Judenhass deserves to be forgotten. It's poor-quality work that trivializes a serious subject. Keeping it available online for free is the ideal place for it. The few people in the world who are interested can obtain it without cost. It's an ideal example of how the Web can archive ephemera.

What we should keep an eye on is the eventual sales-figures on the republished Cerebus phone-books. As Dave himself said, the likeliest outcome is that he will die in obscurity, the work itself forgotten. We seem to be embarked down that trail. Can we alter course? If the sell-through on the phone-books is solid, it suggests that we can.

I think it would be a shame for Cerebus to be forgotten. Is it one of the greatest works of art ever produced? Of course not. But it is worthy of study by those interested in comics as a medium -- both the comic itself, and Dave's writings about comics as an artform and a business.

-- Damian T. Lloyd, ykg

Eddie said...

"Judenhass deserves to be forgotten. It's poor-quality work that trivializes a serious subject"
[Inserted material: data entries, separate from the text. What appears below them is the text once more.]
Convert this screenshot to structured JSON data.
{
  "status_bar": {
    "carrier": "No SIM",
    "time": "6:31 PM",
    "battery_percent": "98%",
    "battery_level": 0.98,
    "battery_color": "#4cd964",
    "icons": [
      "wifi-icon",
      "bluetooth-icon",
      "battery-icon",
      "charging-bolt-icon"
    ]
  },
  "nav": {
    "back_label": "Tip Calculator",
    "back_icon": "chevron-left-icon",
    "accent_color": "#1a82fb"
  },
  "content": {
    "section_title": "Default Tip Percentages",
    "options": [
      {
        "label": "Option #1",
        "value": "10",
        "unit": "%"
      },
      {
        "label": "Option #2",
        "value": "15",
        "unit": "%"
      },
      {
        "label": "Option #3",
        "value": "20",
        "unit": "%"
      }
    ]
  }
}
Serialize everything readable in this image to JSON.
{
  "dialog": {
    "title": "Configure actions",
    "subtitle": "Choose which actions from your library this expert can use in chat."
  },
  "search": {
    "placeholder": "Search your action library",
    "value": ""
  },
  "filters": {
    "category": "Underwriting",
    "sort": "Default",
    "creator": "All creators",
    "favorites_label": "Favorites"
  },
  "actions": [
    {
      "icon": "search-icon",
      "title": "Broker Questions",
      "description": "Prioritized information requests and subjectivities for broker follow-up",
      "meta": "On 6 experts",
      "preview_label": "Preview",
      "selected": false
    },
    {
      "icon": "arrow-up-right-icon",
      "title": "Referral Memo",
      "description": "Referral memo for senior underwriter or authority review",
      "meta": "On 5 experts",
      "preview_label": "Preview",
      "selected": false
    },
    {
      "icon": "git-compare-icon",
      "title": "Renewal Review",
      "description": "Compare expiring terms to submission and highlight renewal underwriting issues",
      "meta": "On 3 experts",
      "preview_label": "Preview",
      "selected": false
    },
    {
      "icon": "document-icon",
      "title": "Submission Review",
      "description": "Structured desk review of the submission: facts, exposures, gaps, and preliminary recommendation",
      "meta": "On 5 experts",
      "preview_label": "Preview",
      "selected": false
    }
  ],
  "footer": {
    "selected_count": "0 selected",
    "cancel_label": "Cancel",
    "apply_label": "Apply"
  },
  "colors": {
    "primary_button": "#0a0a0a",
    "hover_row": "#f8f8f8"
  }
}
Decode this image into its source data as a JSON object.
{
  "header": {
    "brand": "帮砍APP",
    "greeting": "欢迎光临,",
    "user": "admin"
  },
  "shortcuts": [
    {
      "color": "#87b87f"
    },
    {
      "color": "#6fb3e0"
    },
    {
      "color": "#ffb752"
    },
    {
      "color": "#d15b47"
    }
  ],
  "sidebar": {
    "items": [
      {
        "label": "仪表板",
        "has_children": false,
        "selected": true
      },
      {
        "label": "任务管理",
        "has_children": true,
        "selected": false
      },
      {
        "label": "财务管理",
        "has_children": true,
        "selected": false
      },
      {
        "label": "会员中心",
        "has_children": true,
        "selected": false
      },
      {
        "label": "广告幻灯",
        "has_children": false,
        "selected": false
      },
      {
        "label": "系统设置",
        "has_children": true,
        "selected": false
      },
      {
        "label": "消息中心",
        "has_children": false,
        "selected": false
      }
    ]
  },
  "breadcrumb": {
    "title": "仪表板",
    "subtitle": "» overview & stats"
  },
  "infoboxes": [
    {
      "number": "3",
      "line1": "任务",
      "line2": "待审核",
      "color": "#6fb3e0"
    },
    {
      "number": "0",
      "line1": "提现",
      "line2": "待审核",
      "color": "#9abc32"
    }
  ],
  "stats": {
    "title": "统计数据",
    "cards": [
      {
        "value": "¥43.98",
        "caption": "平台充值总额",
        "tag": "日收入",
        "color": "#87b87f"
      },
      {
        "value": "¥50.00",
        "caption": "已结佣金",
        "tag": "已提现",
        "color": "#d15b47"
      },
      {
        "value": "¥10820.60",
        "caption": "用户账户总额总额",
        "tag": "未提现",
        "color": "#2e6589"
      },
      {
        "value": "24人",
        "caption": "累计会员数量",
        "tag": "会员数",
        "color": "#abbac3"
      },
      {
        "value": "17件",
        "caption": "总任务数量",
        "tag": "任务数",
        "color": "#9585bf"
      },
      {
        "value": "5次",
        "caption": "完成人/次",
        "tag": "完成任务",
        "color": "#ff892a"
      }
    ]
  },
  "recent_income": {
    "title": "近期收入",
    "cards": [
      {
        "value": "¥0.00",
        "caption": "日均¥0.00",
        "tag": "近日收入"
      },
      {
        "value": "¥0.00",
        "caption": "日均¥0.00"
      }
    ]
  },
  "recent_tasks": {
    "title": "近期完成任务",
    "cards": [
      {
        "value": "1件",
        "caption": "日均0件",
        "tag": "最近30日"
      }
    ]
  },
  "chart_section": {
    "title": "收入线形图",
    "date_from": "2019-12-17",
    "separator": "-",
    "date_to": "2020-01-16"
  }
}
That is certainly an opinion. Here are some others:

"Judenhass is an astonishing piece of work. Painful and real and unflinching. I don't remember the last comic I read that made me cry, but this did."

- Neil Gaiman

"To apply the term ‘beautiful’ to this book may be a misnomer considering the subject matter, but its impact cannot be denied."

- Joe Kubert

"This wise, appalled, deeply humane response to an endless shock and sorrow could come only from the profoundly thoughtful Dave Sim."

- Peter Straub

"Dave Sim's "Judenhass" is a noble enterprise, reminding us of a painful and shameful part of human history. His writing and artwork are dramatic"

- Jean Shuster Peavy
Sister of Joe Shuster
Artist-Creator of SUPERMAN

"Judenhass is endlessly disturbing, often unpleasant and incessantly horrifying in its stark coldness. The quotes should never be forgotten or made light of. It is why all people of good will say, 'Never again.'"

- Marv Wolfman

As usual, trailblazing Dave Sim is way out in front. Look what he has accomplished in Judenhass. He begins at the beginning, defining his terms, as he looks at an ancient and world-wide problem from a fresh perspective.

- Robin Snyder
Editor/Publisher - The Comics

Anonymous said...

Yep, those are other opinions all right; I recognized them right away. Some of them are from people whose own work I enjoy and respect. The evidence suggests that the public agrees more with me. As I said, as long as Judenhass is available online, people who want it can obtain it. And, while my opinion of Judenhass does not rise, I think its availability is a net good.